Friday, April 7, 2023

Easter and the End of the Long Dark Night

A few words that represent Easter to me are forgiveness, renewal, and hope. 

It’s the holiday that commemorates the great hope that Christ overcame the world for us. It also checks in after the first quarter of the year is through. By now, most of our New Years ambition has leveled out, and the craziness of the higher-expectation holidays has waned.

But the deeper meaning has to do with belief in the Savior, our redeemer, who cares more about us than we can imagine, even though we let each other and ourselves down, despite efforts not to.

I know I need reminders to have hope. It helps me to find renewal by asking myself what I have faith in, and who I want to spend my holidays with. I want to challenge myself to make forgiveness my normal response, rather than resentment, or despair.

So, this week I wanted to recommend The Haunting of Hill House.

This isn’t a late April Fool’s prank. I mean it, THoHH is an amazing show that I've watched all the way through twice now. My caveat is that it is a horror series. (audible gasp). If this genre isn’t for you, that’s fine. VidAngel does have filters to remove the swears, and any other objectionable moments, because this series can be morbid. No judgment here if you're not into it. I’m not recommending this show for children, or for anyone that feels it’s not right for them.

However, I do believe there is room for great storytelling even in genres conservative moms didn't like us watching, back in the day. If you are looking deeply at what the show is trying to say, you might find like I have that it moves and inspires me to be a better person.

So why would I recommend this series around Easter?

The storytelling is just phenomenal. A family is shown before, and after a hugely traumatic event that occurred during their stay at the Hill House. Their experiences there are plagued by ghosts, some merely menacing, and other definitely deadly. As the series progresses, the family must come together to prevent more losses to the evil of Hill House.

For starters, the show is really about family. The Crain siblings and their parents face trials and struggles like addiction, grief, betrayal, estrangement, childhood trauma, and unsolved mysteries. And yet, the ending depicts resolution and human transformation in a way that indicates even decades-old ghosts can be put to rest. The hope of the atonement (the atonement is the linchpin Christian doctrine that says Christ is capable of healing our souls if we let him) is that true healing can create new patterns that end the cycle of generational suffering. Even though the show does not explicitly mention gospel topics with language you would hear in a Sunday-school lesson, I hear loud and clear that my human imperfections can be overcome through finding strength I wouldn't know was there if I wasn't looking for it.

The Dudley family, caretakers of Hill House, experience a horrible tragedy, which the Crain family finds a way to do what they can to ease their suffering. There are wounds that will always be a reminder to us, and THoHH is a story that to me, says you are not alone.
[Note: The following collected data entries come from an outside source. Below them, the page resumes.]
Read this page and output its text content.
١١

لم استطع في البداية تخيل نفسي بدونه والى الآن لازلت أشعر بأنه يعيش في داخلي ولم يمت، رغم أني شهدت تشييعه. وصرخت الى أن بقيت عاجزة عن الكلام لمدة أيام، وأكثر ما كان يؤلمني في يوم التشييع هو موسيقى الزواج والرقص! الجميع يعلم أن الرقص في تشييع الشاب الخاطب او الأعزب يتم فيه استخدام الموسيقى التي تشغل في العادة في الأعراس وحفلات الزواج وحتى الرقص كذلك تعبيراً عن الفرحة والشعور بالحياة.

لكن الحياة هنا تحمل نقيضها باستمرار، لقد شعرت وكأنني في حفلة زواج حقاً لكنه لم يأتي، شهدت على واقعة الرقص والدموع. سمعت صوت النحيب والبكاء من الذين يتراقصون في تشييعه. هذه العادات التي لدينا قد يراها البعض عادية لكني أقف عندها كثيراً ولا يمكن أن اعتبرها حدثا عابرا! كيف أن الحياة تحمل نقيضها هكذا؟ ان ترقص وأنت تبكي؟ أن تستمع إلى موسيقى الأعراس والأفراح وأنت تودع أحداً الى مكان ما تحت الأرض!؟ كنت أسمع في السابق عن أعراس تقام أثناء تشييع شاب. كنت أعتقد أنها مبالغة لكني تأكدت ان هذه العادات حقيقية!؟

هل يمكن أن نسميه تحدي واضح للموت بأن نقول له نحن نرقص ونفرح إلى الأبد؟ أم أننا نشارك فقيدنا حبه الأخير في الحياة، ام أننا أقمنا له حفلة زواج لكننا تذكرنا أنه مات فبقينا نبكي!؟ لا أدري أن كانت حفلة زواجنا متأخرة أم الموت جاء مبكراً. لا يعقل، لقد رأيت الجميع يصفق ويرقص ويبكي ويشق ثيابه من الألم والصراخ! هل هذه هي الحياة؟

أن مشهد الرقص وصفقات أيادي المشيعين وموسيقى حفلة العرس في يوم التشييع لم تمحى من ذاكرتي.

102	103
Sharing the wound might be the thing that shows someone you understand.

I find that the way I experience horror is strangely close to the way I experience empathy. Both are difficult in the moment, but afterwards I find that facing fear and pain of another person expands my heart and makes more room for me to see life from a new perspective. True empathy is the difference between observing someone’s pain from a distance, and actually going and sitting with them, and letting down all my barriers so I can feel as much of their pain as possible myself. It’s very easy to find ways to avoid moments of ambivalence or distress, whether they are from someone else, or even from my own mind. But living through that pain through great art is a needed bridge to opening up healing conversations.

Like great music, great horror films create a moment where we can vicariously experience emotions. Spoiler warning, Hill House does not have an entirely happy ending, but it does show that the Crain siblings have become new people by the end. Their trials and tribulations have taught them by the end how to live more in line with higher values.

When I was a missionary for the Church of Jesus Christ of Latter-Day Saints we often said that we didn’t want to take away any of the good things from people’s lives by sharing the gospel with them. We simply wanted to add more goodness by sharing what we knew. I find that the values that are the foundation of THoHH are what the hope of Easter is about. Our families and communities can overcome the absolute worst that life can and will reveal to us. As much as we wish we could just avoid struggles in life, a wiser plan is to learn how to face and survive them. Even if it seems that all hope is lost, and that the nightmare has come true, that is the time when we must still have hope.

The resurrection is the reality that the sun does rise and reveal a bright and glorious morning for us all. The end of the dark night will come.